The theater went dark, eerie music came on, and Curtis belted out a scream that would do even the most die-hard horror film aficionados proud.

When presented with her brass pudding pot, Cutis shrieked, "Oh my god, wow, I didn't know I actually got a prize!"

As Curtis tried to give her acceptance speech, her microphone went dead and she had to hold Schlesinger's small clip on mike in front of her to be heard.

"How much does Harvard cost?" she quipped about the technical difficulties. "This is so sad."

Cutis said she was both "honored" and "disconcerted" to receive the Pudding's award and be surrounded by so many smart young people.

" This will be my millennium memory," she said.

Curtis poked fun at Schlesinger's scripted eagerness on stage, saying "you're like a mime."

Knight--the first female president of Pudding Theatricals--received a standing ovation from the audience after Curtis praised her accomplishment.

Despite its female leadership, the Pudding cast, opening next week in their 152nd show The Jewel of Denial, does not permit women to act in their shows.

After Curtis received her pudding pot, the Pudding cast staged a preview of the show, which will open next Thursday when Billy Crystal is in town to accept his Man of the Year award.
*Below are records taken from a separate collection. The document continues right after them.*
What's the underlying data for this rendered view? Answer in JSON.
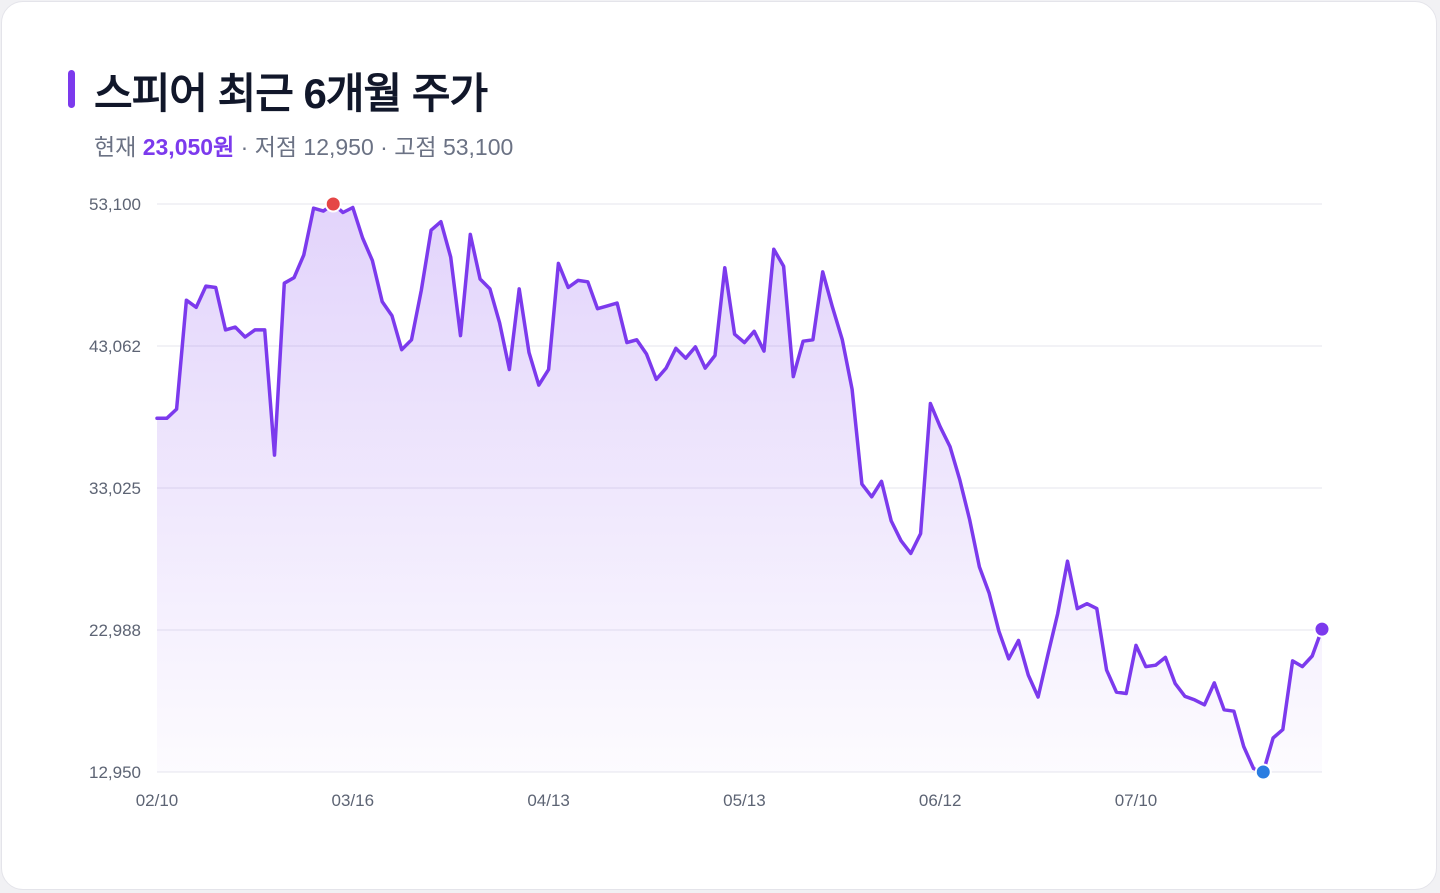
{
  "title": "스피어 최근 6개월 주가",
  "summary": {
    "current_label": "현재",
    "current_value": "23,050원",
    "sep1": "·",
    "low_label": "저점",
    "low_value": "12,950",
    "sep2": "·",
    "high_label": "고점",
    "high_value": "53,100"
  },
  "colors": {
    "line": "#7c3aed",
    "high_marker": "#e54646",
    "low_marker": "#2a7de1",
    "last_marker": "#7c3aed"
  },
  "chart_data": {
    "type": "area",
    "title": "스피어 최근 6개월 주가",
    "xlabel": "",
    "ylabel": "",
    "grid": true,
    "legend": "none",
    "ylim": [
      12950,
      53100
    ],
    "yticks": [
      12950,
      22988,
      33025,
      43062,
      53100
    ],
    "ytick_labels": [
      "12,950",
      "22,988",
      "33,025",
      "43,062",
      "53,100"
    ],
    "xtick_labels": [
      "02/10",
      "03/16",
      "04/13",
      "05/13",
      "06/12",
      "07/10"
    ],
    "xtick_index": [
      0,
      20,
      40,
      60,
      80,
      100
    ],
    "high": {
      "index": 18,
      "value": 53100
    },
    "low": {
      "index": 113,
      "value": 12950
    },
    "last": {
      "index": 119,
      "value": 23050
    },
    "values": [
      37950,
      37950,
      38600,
      46300,
      45800,
      47300,
      47200,
      44200,
      44400,
      43700,
      44200,
      44200,
      35350,
      47500,
      47900,
      49500,
      52800,
      52600,
      53100,
      52500,
      52850,
      50700,
      49100,
      46200,
      45200,
      42800,
      43500,
      47000,
      51250,
      51850,
      49350,
      43800,
      50950,
      47800,
      47100,
      44700,
      41400,
      47100,
      42600,
      40300,
      41400,
      48900,
      47200,
      47700,
      47600,
      45700,
      45900,
      46100,
      43300,
      43500,
      42500,
      40700,
      41500,
      42900,
      42200,
      43000,
      41500,
      42400,
      48600,
      43900,
      43300,
      44100,
      42700,
      49900,
      48700,
      40900,
      43400,
      43500,
      48300,
      45800,
      43500,
      40000,
      33300,
      32400,
      33500,
      30700,
      29300,
      28400,
      29800,
      39000,
      37350,
      35950,
      33600,
      30800,
      27450,
      25600,
      22900,
      20950,
      22250,
      19800,
      18250,
      21250,
      24150,
      27850,
      24500,
      24850,
      24500,
      20150,
      18600,
      18500,
      21900,
      20400,
      20500,
      21050,
      19200,
      18300,
      18050,
      17700,
      19250,
      17350,
      17250,
      14750,
      13200,
      12950,
      15350,
      15950,
      20800,
      20400,
      21150,
      23050
    ]
  }
}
Curtis raved about the preview.

"There's discernable talent up there, I had no clue they were so great," she said.

Curtis said she was likely to put her pudding pot on her bookshelf at home, "next to my self-help books and books about mothering," she said.

The daughter of silver screen legends Tony Curtis and Janet Leigh, Curtis said she appreciated an award coming from Harvard, with its rich history and intellectual prestige.

"This is a place of history. I was raised by movie stars," she said. "I'm not proud I didn't go to college, and I respect education now more than ever. This [award] might even encourage me to go back to school. Who knows?"